The Government is ‘not getting the message’ that the conservation sector needs financial support to weather the Covid-19 storm, the head of the National Trust has said.
Hilary McGrady, the charity’s director general, warned environmental gains made over recent years are under threat because the sector is losing huge amounts of money due to the impact of the coronavirus pandemic.
The National Trust itself is facing losses of £200m, with legacies estimated to fall by up to a third, and Ms McGrady expects next year to be even more challenging than 2020 on the fundraising front.
The charity has already asked the Government for grants to help the sector recover from the shock.
During an online event hosted by the Green Alliance this week (April 4), Ms McGrady was asked whether the message about the importance of supporting conservation in the long-term was being received by Ministers.
She said: “If I am being honest, no, it clearly is not. I do not think it is getting across. There is a sense that we are not urgent and are actually largely funded by grants, which they are sure are OK anyway.”

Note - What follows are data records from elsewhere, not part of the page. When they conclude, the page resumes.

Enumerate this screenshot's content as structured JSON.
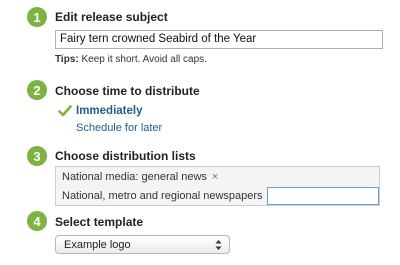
{
  "steps": [
    {
      "number": "1",
      "title": "Edit release subject",
      "subject_value": "Fairy tern crowned Seabird of the Year",
      "tips_label": "Tips:",
      "tips_text": " Keep it short. Avoid all caps."
    },
    {
      "number": "2",
      "title": "Choose time to distribute",
      "selected_option": "Immediately",
      "other_option": "Schedule for later"
    },
    {
      "number": "3",
      "title": "Choose distribution lists",
      "lists": [
        "National media: general news",
        "National, metro and regional newspapers"
      ],
      "remove_glyph": "×"
    },
    {
      "number": "4",
      "title": "Select template",
      "template_value": "Example logo"
    }
  ],
  "colors": {
    "step_badge": "#7cb342",
    "link": "#1f5f8b",
    "check": "#7cb342"
  },
  "icons": {
    "selected": "check-icon",
    "remove": "close-icon",
    "select": "select-arrows-icon"
  }
}
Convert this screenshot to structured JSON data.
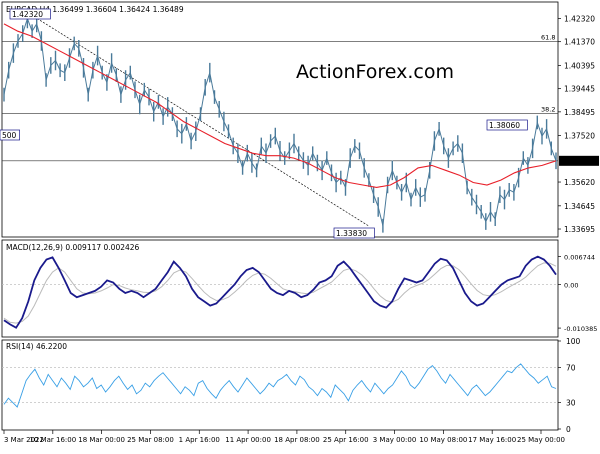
{
  "header": {
    "symbol_info": "EURCAD,H4  1.36499 1.36604 1.36424 1.36489"
  },
  "watermark": "ActionForex.com",
  "colors": {
    "price": "#4a7a9a",
    "ma": "#e8202a",
    "trendline": "#111111",
    "macd": "#1a1a8c",
    "signal": "#bbbbbb",
    "rsi": "#3aa0e6",
    "fib": "#333333",
    "grid": "#c0c0c0",
    "watermark": "#dcdcdc"
  },
  "chart_data": [
    {
      "type": "line",
      "name": "price",
      "y_ticks": [
        "1.42320",
        "1.41370",
        "1.40395",
        "1.39445",
        "1.38495",
        "1.37520",
        "1.36489",
        "1.35620",
        "1.34645",
        "1.33695"
      ],
      "ylim": [
        1.3345,
        1.4275
      ],
      "price_series": [
        1.392,
        1.402,
        1.409,
        1.414,
        1.417,
        1.4232,
        1.418,
        1.421,
        1.414,
        1.398,
        1.404,
        1.406,
        1.402,
        1.401,
        1.407,
        1.413,
        1.411,
        1.403,
        1.392,
        1.402,
        1.408,
        1.401,
        1.397,
        1.405,
        1.4,
        1.392,
        1.398,
        1.401,
        1.394,
        1.388,
        1.394,
        1.391,
        1.385,
        1.389,
        1.383,
        1.387,
        1.384,
        1.378,
        1.376,
        1.38,
        1.373,
        1.377,
        1.384,
        1.395,
        1.401,
        1.391,
        1.386,
        1.381,
        1.377,
        1.371,
        1.368,
        1.362,
        1.368,
        1.364,
        1.361,
        1.371,
        1.368,
        1.373,
        1.375,
        1.369,
        1.366,
        1.369,
        1.372,
        1.368,
        1.365,
        1.363,
        1.368,
        1.364,
        1.361,
        1.366,
        1.36,
        1.356,
        1.358,
        1.354,
        1.366,
        1.371,
        1.369,
        1.362,
        1.357,
        1.351,
        1.346,
        1.3383,
        1.355,
        1.361,
        1.356,
        1.352,
        1.356,
        1.349,
        1.354,
        1.35,
        1.351,
        1.361,
        1.373,
        1.378,
        1.371,
        1.366,
        1.37,
        1.372,
        1.368,
        1.354,
        1.35,
        1.347,
        1.344,
        1.34,
        1.344,
        1.341,
        1.351,
        1.349,
        1.353,
        1.352,
        1.358,
        1.366,
        1.363,
        1.37,
        1.3806,
        1.375,
        1.378,
        1.37,
        1.3649
      ],
      "ma_series": [
        1.421,
        1.418,
        1.416,
        1.413,
        1.41,
        1.407,
        1.404,
        1.401,
        1.398,
        1.395,
        1.392,
        1.389,
        1.385,
        1.381,
        1.378,
        1.375,
        1.372,
        1.37,
        1.368,
        1.367,
        1.367,
        1.366,
        1.364,
        1.361,
        1.358,
        1.356,
        1.355,
        1.354,
        1.355,
        1.358,
        1.362,
        1.363,
        1.361,
        1.359,
        1.356,
        1.355,
        1.357,
        1.36,
        1.362,
        1.363,
        1.3649
      ],
      "fib_levels": [
        {
          "label": "61.8",
          "value": 1.4137
        },
        {
          "label": "38.2",
          "value": 1.3842
        },
        {
          "label": "",
          "value": 1.3649
        }
      ],
      "annotations": [
        "1.42320",
        "1.33830",
        "1.38060",
        "500"
      ],
      "current_label": "1.36489",
      "trendline": [
        {
          "x": 0.06,
          "y": 1.4232
        },
        {
          "x": 0.66,
          "y": 1.3383
        }
      ]
    },
    {
      "type": "line",
      "name": "MACD(12,26,9) 0.009117 0.002426",
      "y_ticks": [
        "0.006744",
        "0.00",
        "-0.010385"
      ],
      "ylim": [
        -0.0118,
        0.0078
      ],
      "macd_series": [
        -0.0085,
        -0.0095,
        -0.0103,
        -0.008,
        -0.004,
        0.001,
        0.004,
        0.006,
        0.0065,
        0.004,
        0.001,
        -0.002,
        -0.003,
        -0.0025,
        -0.002,
        -0.0015,
        -0.0005,
        0.001,
        0.0005,
        -0.001,
        -0.002,
        -0.0015,
        -0.002,
        -0.003,
        -0.002,
        -0.001,
        0.001,
        0.003,
        0.0055,
        0.004,
        0.002,
        -0.001,
        -0.003,
        -0.004,
        -0.005,
        -0.0045,
        -0.003,
        -0.0015,
        0.0,
        0.002,
        0.0035,
        0.004,
        0.003,
        0.001,
        -0.001,
        -0.002,
        -0.0025,
        -0.0015,
        -0.002,
        -0.003,
        -0.0025,
        -0.0012,
        0.0005,
        0.001,
        0.002,
        0.0045,
        0.0055,
        0.004,
        0.002,
        0.0,
        -0.002,
        -0.004,
        -0.005,
        -0.0055,
        -0.004,
        -0.001,
        0.0015,
        0.001,
        0.0005,
        0.001,
        0.003,
        0.005,
        0.0062,
        0.0058,
        0.004,
        0.001,
        -0.002,
        -0.004,
        -0.005,
        -0.0045,
        -0.003,
        -0.0015,
        0.0,
        0.001,
        0.0015,
        0.002,
        0.0045,
        0.006,
        0.0067,
        0.006,
        0.0045,
        0.0024
      ],
      "signal_series": [
        -0.008,
        -0.009,
        -0.0092,
        -0.0088,
        -0.0075,
        -0.005,
        -0.002,
        0.001,
        0.003,
        0.004,
        0.003,
        0.001,
        -0.001,
        -0.002,
        -0.0022,
        -0.002,
        -0.0015,
        -0.0008,
        0.0,
        -0.0002,
        -0.0008,
        -0.0012,
        -0.0015,
        -0.0018,
        -0.0019,
        -0.0015,
        -0.0005,
        0.001,
        0.0028,
        0.0035,
        0.003,
        0.0015,
        -0.0002,
        -0.0018,
        -0.003,
        -0.0038,
        -0.0036,
        -0.003,
        -0.0018,
        -0.0005,
        0.001,
        0.0022,
        0.0028,
        0.0025,
        0.0015,
        0.0002,
        -0.001,
        -0.0015,
        -0.0017,
        -0.002,
        -0.0022,
        -0.0018,
        -0.001,
        -0.0002,
        0.0006,
        0.002,
        0.0034,
        0.0038,
        0.0033,
        0.0023,
        0.0008,
        -0.001,
        -0.0027,
        -0.0038,
        -0.0042,
        -0.0035,
        -0.002,
        -0.0008,
        -0.0002,
        0.0003,
        0.0012,
        0.0025,
        0.0038,
        0.0046,
        0.0045,
        0.0036,
        0.002,
        0.0002,
        -0.0014,
        -0.0024,
        -0.0027,
        -0.0024,
        -0.0017,
        -0.0008,
        0.0,
        0.0008,
        0.0018,
        0.0032,
        0.0045,
        0.0052,
        0.0051,
        0.0044
      ]
    },
    {
      "type": "line",
      "name": "RSI(14) 46.2200",
      "y_ticks": [
        "100",
        "70",
        "30",
        "0"
      ],
      "ylim": [
        0,
        100
      ],
      "levels": [
        70,
        30
      ],
      "rsi_series": [
        28,
        35,
        30,
        25,
        40,
        55,
        62,
        68,
        58,
        50,
        62,
        55,
        48,
        58,
        52,
        45,
        60,
        55,
        48,
        52,
        58,
        46,
        50,
        42,
        48,
        55,
        60,
        52,
        45,
        50,
        40,
        44,
        52,
        48,
        55,
        60,
        64,
        58,
        52,
        46,
        40,
        48,
        44,
        38,
        52,
        55,
        46,
        40,
        35,
        44,
        50,
        55,
        48,
        42,
        50,
        58,
        52,
        46,
        40,
        45,
        52,
        48,
        55,
        58,
        62,
        55,
        50,
        60,
        56,
        48,
        44,
        38,
        46,
        42,
        36,
        50,
        45,
        40,
        32,
        44,
        50,
        55,
        48,
        42,
        52,
        46,
        40,
        46,
        50,
        58,
        66,
        60,
        50,
        46,
        52,
        60,
        68,
        72,
        66,
        58,
        52,
        62,
        56,
        50,
        44,
        38,
        46,
        50,
        44,
        38,
        42,
        48,
        54,
        60,
        66,
        64,
        70,
        74,
        68,
        62,
        58,
        52,
        56,
        60,
        48,
        46
      ]
    }
  ],
  "x_axis_labels": [
    "3 Mar 2022",
    "10 Mar 16:00",
    "18 Mar 00:00",
    "25 Mar 08:00",
    "1 Apr 16:00",
    "11 Apr 00:00",
    "18 Apr 08:00",
    "25 Apr 16:00",
    "3 May 00:00",
    "10 May 08:00",
    "17 May 16:00",
    "25 May 00:00"
  ]
}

Natural England chairman Tony Juniper, who was also speaking at the Green Alliance event, issued a similar warning about how investment in the environment could drop off after the pandemic as budgets are squeezed.
His comments came shortly after farm and green groups urged the Government to protect agricultural and environmental spending as the threat of a new round of austerity grows.
“The big threat to nature is going to be that it gets sidelined in favour of economic growth and the familiar story we saw after the financial crisis,” Mr Juniper said.
“We have got to tell the carbon and nature story, but we have also got to tell the food security story, [and talk] about the benefits of tourism and resilience in the face of climate change in terms of flood risk reduction.
“We have to put that into the discussion so we can get the attention of the economists, including those in the Treasury.”